In the second study, Felsman, Gunawardena, and Seifert scripted all the non-improv exercises. Instead of talking about a film they had seen, participants read from a script about a film. This more closely mirrors some of Charles Limb’s fMRI studies with jazz musicians, rappers, and comedic improvisers. The second study measured improvised against scripted activities.

Findings

In the second study, the researchers found that after just twenty minutes of improv exercises, participants, once again, showed an increase in uncertainty tolerance. However, the participants in the scripted group did not.

This is important evidence for the benefits of improvisation. After only twenty minutes, participants showed an increase in uncertainty tolerance.
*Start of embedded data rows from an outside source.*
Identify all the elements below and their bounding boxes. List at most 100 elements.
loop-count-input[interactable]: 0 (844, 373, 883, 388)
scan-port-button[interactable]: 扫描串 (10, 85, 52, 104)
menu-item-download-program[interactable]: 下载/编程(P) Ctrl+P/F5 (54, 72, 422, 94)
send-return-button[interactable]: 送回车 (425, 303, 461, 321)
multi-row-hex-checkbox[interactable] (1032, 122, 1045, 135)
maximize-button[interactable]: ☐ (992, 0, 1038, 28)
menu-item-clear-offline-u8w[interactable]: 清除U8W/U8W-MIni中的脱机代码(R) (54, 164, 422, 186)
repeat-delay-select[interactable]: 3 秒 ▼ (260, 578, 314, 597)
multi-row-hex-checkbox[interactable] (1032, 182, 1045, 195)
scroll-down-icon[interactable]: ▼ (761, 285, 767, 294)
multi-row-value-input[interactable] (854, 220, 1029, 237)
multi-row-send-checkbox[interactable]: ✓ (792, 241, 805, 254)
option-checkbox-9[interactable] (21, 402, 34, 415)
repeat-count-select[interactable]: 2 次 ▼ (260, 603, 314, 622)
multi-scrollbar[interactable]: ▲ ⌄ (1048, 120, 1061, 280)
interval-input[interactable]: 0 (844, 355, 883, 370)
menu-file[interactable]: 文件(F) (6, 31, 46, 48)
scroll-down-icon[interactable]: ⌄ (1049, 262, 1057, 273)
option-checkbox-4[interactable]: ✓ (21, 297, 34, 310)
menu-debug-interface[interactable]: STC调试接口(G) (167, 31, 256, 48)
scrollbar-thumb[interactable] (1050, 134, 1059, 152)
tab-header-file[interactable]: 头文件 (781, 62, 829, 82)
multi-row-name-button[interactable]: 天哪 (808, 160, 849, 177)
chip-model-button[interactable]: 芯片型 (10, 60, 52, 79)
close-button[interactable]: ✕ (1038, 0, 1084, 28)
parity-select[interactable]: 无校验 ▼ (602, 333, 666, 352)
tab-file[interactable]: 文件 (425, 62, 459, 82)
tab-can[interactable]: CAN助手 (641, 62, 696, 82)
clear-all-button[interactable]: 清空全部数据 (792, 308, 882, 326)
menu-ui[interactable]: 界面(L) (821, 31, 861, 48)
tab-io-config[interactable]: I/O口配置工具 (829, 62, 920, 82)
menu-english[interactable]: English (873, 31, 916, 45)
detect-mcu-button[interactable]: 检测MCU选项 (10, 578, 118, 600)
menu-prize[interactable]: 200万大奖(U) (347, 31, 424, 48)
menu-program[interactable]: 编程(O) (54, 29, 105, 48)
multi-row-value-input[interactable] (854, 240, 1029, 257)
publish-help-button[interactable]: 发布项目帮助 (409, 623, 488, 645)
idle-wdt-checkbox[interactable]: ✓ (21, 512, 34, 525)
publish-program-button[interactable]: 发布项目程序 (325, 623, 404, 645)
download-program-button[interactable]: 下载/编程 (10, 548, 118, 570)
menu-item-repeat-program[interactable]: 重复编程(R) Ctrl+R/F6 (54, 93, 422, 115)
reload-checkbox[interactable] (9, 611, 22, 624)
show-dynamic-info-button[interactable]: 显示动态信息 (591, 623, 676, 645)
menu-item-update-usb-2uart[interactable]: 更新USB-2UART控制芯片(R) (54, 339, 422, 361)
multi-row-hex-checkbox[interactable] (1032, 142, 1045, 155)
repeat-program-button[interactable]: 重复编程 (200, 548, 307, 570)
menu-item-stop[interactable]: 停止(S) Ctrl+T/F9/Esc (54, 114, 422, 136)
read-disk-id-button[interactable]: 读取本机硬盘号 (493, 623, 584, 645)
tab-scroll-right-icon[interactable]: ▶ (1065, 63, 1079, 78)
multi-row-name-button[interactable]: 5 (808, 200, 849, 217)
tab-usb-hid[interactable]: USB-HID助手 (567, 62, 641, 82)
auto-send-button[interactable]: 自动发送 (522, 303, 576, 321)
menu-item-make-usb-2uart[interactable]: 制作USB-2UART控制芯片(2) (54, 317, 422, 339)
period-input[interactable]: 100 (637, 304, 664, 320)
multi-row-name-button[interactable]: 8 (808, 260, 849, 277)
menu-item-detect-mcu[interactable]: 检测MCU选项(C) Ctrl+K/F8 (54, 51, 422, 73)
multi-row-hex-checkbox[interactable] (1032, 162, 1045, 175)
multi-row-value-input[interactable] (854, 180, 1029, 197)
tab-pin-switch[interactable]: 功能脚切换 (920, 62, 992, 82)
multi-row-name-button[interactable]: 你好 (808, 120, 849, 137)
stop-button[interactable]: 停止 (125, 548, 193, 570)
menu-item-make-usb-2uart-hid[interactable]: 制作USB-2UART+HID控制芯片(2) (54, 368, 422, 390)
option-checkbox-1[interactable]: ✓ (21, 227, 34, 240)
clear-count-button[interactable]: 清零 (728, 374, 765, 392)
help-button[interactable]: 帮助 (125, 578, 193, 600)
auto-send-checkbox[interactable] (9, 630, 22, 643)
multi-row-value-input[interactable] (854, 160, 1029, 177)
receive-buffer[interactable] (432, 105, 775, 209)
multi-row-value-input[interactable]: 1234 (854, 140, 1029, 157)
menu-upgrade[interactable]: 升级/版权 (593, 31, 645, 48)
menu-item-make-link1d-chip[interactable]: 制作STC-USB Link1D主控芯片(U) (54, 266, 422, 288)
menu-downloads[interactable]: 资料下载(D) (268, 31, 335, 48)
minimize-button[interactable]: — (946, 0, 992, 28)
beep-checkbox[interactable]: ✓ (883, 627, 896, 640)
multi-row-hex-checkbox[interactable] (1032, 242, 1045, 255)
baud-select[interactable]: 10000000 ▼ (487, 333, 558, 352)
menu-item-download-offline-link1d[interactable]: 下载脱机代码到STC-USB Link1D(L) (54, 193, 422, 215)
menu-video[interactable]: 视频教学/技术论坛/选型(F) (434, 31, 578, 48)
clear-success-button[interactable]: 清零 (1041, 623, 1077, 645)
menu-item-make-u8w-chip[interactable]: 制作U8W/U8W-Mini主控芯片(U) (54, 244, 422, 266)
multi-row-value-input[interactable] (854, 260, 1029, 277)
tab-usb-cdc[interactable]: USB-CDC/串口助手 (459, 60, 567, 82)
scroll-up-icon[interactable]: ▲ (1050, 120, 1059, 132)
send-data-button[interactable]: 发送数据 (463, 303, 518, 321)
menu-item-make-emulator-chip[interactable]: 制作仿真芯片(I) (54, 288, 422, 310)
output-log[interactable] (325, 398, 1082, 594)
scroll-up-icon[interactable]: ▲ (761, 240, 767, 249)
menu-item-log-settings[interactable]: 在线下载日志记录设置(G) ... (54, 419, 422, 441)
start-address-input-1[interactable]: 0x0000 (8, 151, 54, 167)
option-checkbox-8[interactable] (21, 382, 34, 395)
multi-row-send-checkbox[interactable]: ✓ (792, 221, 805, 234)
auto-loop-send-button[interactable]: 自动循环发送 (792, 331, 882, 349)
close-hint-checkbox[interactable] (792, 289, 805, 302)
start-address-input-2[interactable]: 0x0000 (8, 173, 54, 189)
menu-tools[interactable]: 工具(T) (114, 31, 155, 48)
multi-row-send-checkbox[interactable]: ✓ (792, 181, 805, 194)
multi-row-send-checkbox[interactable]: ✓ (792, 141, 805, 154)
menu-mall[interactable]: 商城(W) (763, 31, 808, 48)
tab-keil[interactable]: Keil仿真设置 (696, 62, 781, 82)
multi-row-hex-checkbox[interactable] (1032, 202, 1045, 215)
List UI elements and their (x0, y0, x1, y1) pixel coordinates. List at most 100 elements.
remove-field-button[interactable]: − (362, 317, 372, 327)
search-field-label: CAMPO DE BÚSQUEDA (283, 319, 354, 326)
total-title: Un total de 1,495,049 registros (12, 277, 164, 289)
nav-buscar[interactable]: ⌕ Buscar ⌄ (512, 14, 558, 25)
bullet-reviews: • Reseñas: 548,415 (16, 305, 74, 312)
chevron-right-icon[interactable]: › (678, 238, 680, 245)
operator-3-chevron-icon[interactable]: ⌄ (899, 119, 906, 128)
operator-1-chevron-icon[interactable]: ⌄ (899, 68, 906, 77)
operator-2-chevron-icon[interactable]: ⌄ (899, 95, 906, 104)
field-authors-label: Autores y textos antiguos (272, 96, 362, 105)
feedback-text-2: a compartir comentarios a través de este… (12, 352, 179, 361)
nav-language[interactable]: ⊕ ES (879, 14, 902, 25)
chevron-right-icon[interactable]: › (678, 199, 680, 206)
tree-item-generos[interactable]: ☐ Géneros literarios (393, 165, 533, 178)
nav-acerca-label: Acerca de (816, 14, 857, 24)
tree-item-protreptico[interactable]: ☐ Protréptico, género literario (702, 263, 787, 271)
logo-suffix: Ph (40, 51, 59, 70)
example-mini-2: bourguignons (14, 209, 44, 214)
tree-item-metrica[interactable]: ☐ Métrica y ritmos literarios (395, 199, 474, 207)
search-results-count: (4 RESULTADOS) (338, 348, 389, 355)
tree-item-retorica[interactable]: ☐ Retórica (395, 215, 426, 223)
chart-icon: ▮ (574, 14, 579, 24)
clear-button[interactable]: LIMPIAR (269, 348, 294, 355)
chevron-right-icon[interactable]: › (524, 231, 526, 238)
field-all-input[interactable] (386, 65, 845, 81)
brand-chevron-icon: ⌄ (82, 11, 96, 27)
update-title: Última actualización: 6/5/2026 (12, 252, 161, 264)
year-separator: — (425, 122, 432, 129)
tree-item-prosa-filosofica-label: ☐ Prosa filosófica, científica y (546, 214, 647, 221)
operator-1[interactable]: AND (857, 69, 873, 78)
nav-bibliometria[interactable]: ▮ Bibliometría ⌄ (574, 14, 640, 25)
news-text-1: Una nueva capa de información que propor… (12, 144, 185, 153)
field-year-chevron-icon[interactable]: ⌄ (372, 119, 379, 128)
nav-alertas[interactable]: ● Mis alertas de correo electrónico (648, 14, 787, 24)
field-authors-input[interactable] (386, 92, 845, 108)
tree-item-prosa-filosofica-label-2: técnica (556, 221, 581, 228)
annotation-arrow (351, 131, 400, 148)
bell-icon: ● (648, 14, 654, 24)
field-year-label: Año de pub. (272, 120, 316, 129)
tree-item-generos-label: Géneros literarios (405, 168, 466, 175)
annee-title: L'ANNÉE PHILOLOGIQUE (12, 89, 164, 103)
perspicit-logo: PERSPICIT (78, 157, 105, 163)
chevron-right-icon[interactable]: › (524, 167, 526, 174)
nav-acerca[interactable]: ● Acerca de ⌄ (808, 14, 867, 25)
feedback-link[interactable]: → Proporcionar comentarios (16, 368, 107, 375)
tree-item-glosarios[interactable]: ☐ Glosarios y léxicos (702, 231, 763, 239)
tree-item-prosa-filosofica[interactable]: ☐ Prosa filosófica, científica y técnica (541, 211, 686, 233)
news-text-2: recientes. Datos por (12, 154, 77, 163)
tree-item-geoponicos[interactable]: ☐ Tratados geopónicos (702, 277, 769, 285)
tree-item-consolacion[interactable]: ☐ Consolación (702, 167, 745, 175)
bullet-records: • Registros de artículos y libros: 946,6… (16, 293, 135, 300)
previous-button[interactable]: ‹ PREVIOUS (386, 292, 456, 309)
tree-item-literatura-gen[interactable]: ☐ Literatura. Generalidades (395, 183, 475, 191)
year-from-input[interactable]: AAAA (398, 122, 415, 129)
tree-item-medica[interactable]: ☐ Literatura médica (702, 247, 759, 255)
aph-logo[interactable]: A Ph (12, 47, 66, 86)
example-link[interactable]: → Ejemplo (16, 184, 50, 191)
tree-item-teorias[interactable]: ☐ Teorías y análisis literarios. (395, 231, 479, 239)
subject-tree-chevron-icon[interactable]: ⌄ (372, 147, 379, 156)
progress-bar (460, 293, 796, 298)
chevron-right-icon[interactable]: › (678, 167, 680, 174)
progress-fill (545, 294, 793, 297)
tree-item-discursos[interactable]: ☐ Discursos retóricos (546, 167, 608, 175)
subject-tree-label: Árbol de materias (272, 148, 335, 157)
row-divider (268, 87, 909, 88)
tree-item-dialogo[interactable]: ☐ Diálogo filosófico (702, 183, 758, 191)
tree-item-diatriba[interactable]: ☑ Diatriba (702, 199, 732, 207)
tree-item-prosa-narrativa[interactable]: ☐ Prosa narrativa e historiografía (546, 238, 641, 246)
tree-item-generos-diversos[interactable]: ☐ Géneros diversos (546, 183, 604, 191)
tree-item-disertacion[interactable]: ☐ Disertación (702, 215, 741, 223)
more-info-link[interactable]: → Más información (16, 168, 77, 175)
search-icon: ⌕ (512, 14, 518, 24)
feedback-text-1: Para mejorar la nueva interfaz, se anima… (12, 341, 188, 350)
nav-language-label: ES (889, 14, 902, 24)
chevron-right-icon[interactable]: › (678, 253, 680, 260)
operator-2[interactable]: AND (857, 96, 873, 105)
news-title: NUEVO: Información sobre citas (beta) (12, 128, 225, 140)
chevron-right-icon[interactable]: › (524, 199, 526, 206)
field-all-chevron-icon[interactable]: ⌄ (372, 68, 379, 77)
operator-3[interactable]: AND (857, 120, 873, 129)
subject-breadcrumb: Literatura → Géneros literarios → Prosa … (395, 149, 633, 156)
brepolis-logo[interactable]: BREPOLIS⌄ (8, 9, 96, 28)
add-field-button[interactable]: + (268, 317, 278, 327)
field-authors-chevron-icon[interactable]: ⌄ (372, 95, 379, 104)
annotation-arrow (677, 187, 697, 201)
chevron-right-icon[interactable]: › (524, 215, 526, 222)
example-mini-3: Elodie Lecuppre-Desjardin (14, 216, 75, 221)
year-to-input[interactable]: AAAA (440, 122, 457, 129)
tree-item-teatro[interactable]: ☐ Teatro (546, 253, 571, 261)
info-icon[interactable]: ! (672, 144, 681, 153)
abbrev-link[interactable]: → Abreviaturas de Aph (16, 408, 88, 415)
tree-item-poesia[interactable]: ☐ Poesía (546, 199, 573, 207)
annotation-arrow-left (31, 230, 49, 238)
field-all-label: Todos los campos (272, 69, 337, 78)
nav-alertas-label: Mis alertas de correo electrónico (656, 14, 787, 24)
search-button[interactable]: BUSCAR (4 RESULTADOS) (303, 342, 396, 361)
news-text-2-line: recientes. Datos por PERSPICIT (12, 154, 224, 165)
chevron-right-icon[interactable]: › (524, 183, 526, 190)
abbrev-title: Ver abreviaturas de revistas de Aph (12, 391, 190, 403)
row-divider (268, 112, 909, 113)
Imagine how more rigorous improv training or instruction might impact uncertainty tolerance. After twenty minutes, improv also led to increases in divergent thinking and affective wellbeing.

The first study showed the most significant boost to divergent thinking, which Felsman attributes to the collaborative co-creation. The improv group made stuff up together, while the other group made stuff up (talked about a film they’d seen) alone. The collaborative nature of improv seemed to be the key to boosting creativity.

When the comparison group used scripts instead of self-generated material, improv led to relative gains in uncertainty tolerance. In short, you may have to feel uncertainty to tolerate it better.

Improv offers exactly that. It’s a safe, playful space where you know people will go along with your ideas and everyone’s idea will be heard. That’s the kind of unpredictability that makes people more comfortable with uncertainty and more likely to take risks and speak up. Now for the first time, we have causal evidence to prove it.

References

Felsman, P., Gunawardena, S., & Seifert, C. M. (2020). Improv Experience Promotes Divergent Thinking, Uncertainty Tolerance, and Affective Well-Being. Thinking Skills and Creativity, 100632.

Limb, C. J., & Braun, A. R. (2008). Neural substrates of spontaneous musical performance: An fMRI study of jazz improvisation. PLoS one, 3(2).

López-González, M., & Limb, C. J. (2012, January). Musical creativity and the brain. In Cerebrum: the dana forum on brain science (Vol. 2012). Dana Foundation.